Continuous Integration CI
Definition
“Continuous integration (CI) is a software development practice in which developers merge their changes to the main branch many times per day. Each merge triggers an automated code build and test sequence, which ideally runs in less than 10 minutes. A successful CI build may lead to further stages of continuous delivery.”
Marko Anastasov , co-founder of Semaphore
Assignment
Implement a CI-pipeline with a GiHub Action workflow, using a .NET application (on GitHub).
Project files overview
├── .github
│ └── workflows
│ └── dotnet-desktop.yml
├── .gitignore
├── .vscode
│ └── settings.json
├── CI-Net-solution.sln
├── ConsoleApp
│ ├── ConsoleApp.csproj
│ ├── Program.cs
│ ├── bin
│ │ ├── Debug
│ │ └── Release
│ └── obj
│ ├── ConsoleApp.csproj.nuget.dgspec.json
│ ├── ConsoleApp.csproj.nuget.g.props
│ ├── ConsoleApp.csproj.nuget.g.targets
│ ├── Debug
│ ├── Release
│ ├── project.assets.json
│ ├── project.nuget.cache
│ └── ref
├── README.md
└── Tests
├── Tests.csproj
├── UnitTest.cs
├── bin
│ ├── Debug
│ └── Release
└── obj
├── Debug
├── Release
├── Tests.csproj.nuget.dgspec.json
├── Tests.csproj.nuget.g.props
├── Tests.csproj.nuget.g.targets
├── project.assets.json
└── project.nuget.cache
CI/CD Pipeline

The above image describes the steps from new code til deployment. The idea is to automate every possible step along “the pipe” so that the software can have many small releases that all can be tracked and tested under version control. The part of the pipe mapped to Continuous integration is the CI-pipe and this is what the assignment is about. A CI-pipe builds the source and takes it through a series of tests, before final compilation to a production ready deployable app.
GitHub Actions
GitHub Actions is event driven code/macro/script that executes on a remote server inside the given GitHub repo. You configure the Action inside a yaml-file under .github/workflows directory (See following source).
Basically, first you define on what event, then the jobs to run, inside the jobs you write what you need in terms of os and runtime - then executes your scripts with the command line interface (as if it was your computer running a terminal).
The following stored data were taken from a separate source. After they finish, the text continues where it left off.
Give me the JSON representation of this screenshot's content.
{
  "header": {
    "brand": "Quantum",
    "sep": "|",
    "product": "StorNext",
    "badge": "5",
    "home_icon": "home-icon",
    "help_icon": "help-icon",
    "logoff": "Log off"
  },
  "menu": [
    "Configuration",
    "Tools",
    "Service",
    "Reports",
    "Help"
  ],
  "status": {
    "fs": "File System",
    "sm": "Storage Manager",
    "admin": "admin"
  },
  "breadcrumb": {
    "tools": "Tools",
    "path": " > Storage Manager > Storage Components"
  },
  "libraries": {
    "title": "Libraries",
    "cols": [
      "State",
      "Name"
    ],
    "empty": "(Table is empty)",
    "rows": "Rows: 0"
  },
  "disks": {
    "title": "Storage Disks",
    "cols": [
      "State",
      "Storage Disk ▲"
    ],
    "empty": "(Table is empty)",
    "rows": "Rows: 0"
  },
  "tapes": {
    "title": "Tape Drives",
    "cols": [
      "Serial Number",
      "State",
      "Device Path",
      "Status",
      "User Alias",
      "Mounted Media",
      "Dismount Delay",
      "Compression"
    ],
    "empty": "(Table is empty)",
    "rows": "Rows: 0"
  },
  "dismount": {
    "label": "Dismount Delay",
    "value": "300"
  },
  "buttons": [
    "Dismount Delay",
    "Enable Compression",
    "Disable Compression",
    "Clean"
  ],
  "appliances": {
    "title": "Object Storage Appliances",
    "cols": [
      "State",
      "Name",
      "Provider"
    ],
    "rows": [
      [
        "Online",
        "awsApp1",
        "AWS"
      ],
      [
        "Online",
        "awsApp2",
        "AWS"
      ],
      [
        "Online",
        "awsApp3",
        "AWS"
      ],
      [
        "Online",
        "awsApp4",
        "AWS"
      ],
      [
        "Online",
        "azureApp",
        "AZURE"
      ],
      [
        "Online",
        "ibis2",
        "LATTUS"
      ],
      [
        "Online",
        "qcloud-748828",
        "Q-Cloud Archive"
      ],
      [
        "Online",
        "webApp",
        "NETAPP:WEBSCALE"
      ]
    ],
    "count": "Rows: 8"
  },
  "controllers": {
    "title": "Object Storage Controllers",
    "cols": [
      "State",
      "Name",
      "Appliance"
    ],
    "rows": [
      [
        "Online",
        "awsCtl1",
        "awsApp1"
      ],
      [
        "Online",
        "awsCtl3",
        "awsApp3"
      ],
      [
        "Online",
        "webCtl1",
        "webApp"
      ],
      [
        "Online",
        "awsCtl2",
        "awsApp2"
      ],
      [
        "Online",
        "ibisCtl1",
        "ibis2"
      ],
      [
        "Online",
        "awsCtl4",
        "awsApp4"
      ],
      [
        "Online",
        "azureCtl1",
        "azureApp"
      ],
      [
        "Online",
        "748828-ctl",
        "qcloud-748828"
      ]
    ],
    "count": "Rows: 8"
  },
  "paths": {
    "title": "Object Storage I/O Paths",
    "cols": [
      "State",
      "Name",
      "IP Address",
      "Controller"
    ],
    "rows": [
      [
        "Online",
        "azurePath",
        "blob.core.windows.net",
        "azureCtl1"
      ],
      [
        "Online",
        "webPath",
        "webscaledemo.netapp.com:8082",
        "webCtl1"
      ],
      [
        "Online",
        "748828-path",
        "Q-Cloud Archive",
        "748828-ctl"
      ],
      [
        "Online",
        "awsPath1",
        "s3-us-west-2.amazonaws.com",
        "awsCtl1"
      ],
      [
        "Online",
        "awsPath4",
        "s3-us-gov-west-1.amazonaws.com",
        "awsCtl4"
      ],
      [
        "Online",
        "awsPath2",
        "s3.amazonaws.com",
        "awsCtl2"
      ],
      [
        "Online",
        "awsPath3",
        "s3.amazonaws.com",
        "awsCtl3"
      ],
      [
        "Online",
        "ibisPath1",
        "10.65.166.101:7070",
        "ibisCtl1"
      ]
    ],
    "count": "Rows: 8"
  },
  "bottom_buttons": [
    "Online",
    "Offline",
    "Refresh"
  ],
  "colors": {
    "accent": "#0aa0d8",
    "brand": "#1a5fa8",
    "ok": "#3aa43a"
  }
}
Then after the script is committed to the repo GitHub will listen on the events that was registered and when invoked start the server, checkout the repo/workspace and run the scripts.
Yaml configuration file
On GitHub inside your repo you can choose: -> GitHubActions -> New workflow -> Choose a template or custom
This creates a yaml configuration file that configures the GitHub Actions. In our case it defines the CI pipeline for our .NET-project. You need to know the build CLI commands of your framework/compiler to be able to configure the scripts.
name: Manage .NET Project
on: # adding eventlisteners
push: # event
branches: '**' # event triggered when "git push" from any branch
jobs:
build:
strategy:
matrix:
configuration: [Release]
runs-on: ubuntu-latest # What O/S to use on the server
env: # repo paths
Solution_Name: CI-Net-solution.sln
Test_Project_Path: Tests\Tests.csproj
steps:
- name: Checkout # checks out our repo to the VM workflow
uses: actions/checkout@v2
with:
fetch-depth: 0
- name: Build Project
run: dotnet build
- name: Execute Unit-tests
run: dotnet test --no-build
- name: Publish App
run: dotnet publish -c Release --no-restore
.NET CLI
From the dotnet-SDK we use the following commands in our pipe:
dotnet restore
Checking that the packages and dependencies are present and if not installs them before build/publish (runs automatically with build and publish).
dotnet build
Runs dotnet restore then compiles the source code to Intermediate Language (IL) binaries and makes it runnable locally.
dotnet test --no-build
Runs all the projects unit tests if registered in solution file, skipping to build again.
dotnet publish -c Release
Compiles source but also compiles all the dependencies. The app can now be deployed on other systems. The flag -c means configuration and Release is the configuration. -> the command compiles to the release folder instead of publishing to debug.
Author Reflection
CI is a straight forward practice but you need to know what tools to use and you need to be comfortable with the command line interfaces. As always I believe it comes down to the developers and the culture of the team/company to implement these practices that are easily said then done.